I do understand that the good cardinal must be very busy with church matters, and probably doesn’t get to hang out much in pubs and bars where you’d encounter prostitutes. Perhaps he doesn’t drive along Kenyatta Avenue past the working ladies in the evening much. Most likely he doesn’t spend much time in the bars where Nairobi’s gay community drinks. Maybe he has no gaydar and just wouldn’t spot them anywhere around him. But both prostitution and homosexuality are very much part of the fabric of society in Kenya as anywhere else in the world. And since the previous US administration has so powerfully demonstrated what an enduring mess you can create with the Bush II approach to reality ("I know what I believe. I will continue to articulate what I believe and what I believe — I believe what I believe is right."), I’m respectfully dedicating today’s column to Mr Njue and the pursuit of facts.

I write about ICT issues quite regularly. Apart from the infrastructure and technical issues, there’s the big area of digital content that interests me: Internet access is growing rapidly, more and more people use their mobile phones to go online, and then there’s the transition from analogue to digital TV. All of this has created vastly more space for digital content, and consequently more demand. The digital space also forces us to rethink categories like local and international: I remember Alex Okosi from MTV explaining that they would promote African content, but not exclusively so since MTV also wanted to be a window the world. I love that I don’t need to be in the UK to read the Sunday Times and have access to the NY Times every day. By the same measure, very local content becomes accessible to the world.

One of the more interesting digital ventures I have come across is a Kenyan adult content website. At first glance, it’s not very sleek at all: The graphic design is a bit basic and haphazard, as is the spelling. The videos they sell are clearly a low-cost production, no exactly super-attractive actors, very basic settings. But here is why I was impressed: Kenyans are a peculiar lot - just remember the stylish Celtel ads and how everyone turned up their noses because the models didn’t ‘look Kenyan’? Not a mistake these guys make. It’s deliberately local content and as with TV series such as Makutano Junction, the audience will identify with it. And then they take the local angle a step further by having tribal smut. Yes, really: they advertise ‘vernacular dirty talk’. They make full use of mobile payment mechanisms: send your payments by M-PESA or Zap (and no sambaza, they warn). They work with whatever technology their clients have: If you have a good internet connection, you can download the videos after payment. If not, you can order DVDs for delivery. The website also has a page with hook ups and one for pre-approved sex workers (and the latter don’t look very alien to me). While they clarify that selling videos is their main focus, this will generate extra revenues and extra traffic.

And, I just noticed, they have a little ‘Be wise – use a condom’ alert on the top left of the website. Sensible people.

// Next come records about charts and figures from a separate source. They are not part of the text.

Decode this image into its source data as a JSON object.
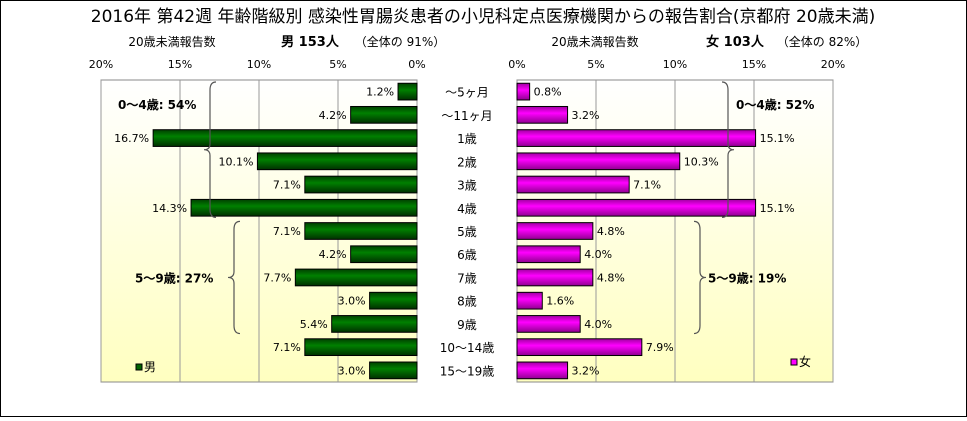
{
  "chart_data": {
    "type": "bar",
    "title": "2016年 第42週 年齢階級別 感染性胃腸炎患者の小児科定点医療機関からの報告割合(京都府 20歳未満)",
    "categories": [
      "～5ヶ月",
      "～11ヶ月",
      "1歳",
      "2歳",
      "3歳",
      "4歳",
      "5歳",
      "6歳",
      "7歳",
      "8歳",
      "9歳",
      "10～14歳",
      "15～19歳"
    ],
    "xlim": [
      0,
      20
    ],
    "ticks": [
      "0%",
      "5%",
      "10%",
      "15%",
      "20%"
    ],
    "series": [
      {
        "name": "男",
        "side": "left",
        "color": "#006400",
        "header_label": "20歳未満報告数",
        "header_count": "男 153人",
        "header_share": "（全体の 91%）",
        "values": [
          1.2,
          4.2,
          16.7,
          10.1,
          7.1,
          14.3,
          7.1,
          4.2,
          7.7,
          3.0,
          5.4,
          7.1,
          3.0
        ],
        "labels": [
          "1.2%",
          "4.2%",
          "16.7%",
          "10.1%",
          "7.1%",
          "14.3%",
          "7.1%",
          "4.2%",
          "7.7%",
          "3.0%",
          "5.4%",
          "7.1%",
          "3.0%"
        ],
        "group_annotations": [
          "0～4歳: 54%",
          "5～9歳: 27%"
        ]
      },
      {
        "name": "女",
        "side": "right",
        "color": "#FF00FF",
        "header_label": "20歳未満報告数",
        "header_count": "女 103人",
        "header_share": "（全体の 82%）",
        "values": [
          0.8,
          3.2,
          15.1,
          10.3,
          7.1,
          15.1,
          4.8,
          4.0,
          4.8,
          1.6,
          4.0,
          7.9,
          3.2
        ],
        "labels": [
          "0.8%",
          "3.2%",
          "15.1%",
          "10.3%",
          "7.1%",
          "15.1%",
          "4.8%",
          "4.0%",
          "4.8%",
          "1.6%",
          "4.0%",
          "7.9%",
          "3.2%"
        ],
        "group_annotations": [
          "0～4歳: 52%",
          "5～9歳: 19%"
        ]
      }
    ]
  }
}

It’s a great story – and at the same time common as ugali. Enterprising Kenyans are part of the global smut industry, and like everywhere else, porn uses and drives technological developments. Porn might be illegal in Kenya, but this restriction becomes meaningless in the digital space where there is a deluge of adult content already. It’s a hugely competitive space and the internet has, in fact, been a revenue killer for a large part of the established porn industry. But how many providers of digital vernacular smut do you know? Well played, I think.

I, for one, am not Catholic, so I don’t take reproductive health advice from a celibate man in a dress. But the pope’s word and that of his clerics carries weight with a great many people. So some sort of engagement with reality would be good. I recently laughed when I found the term ‘evidence-based policies’ because it seemed silly – what else would it be based on? I don’t laugh anymore.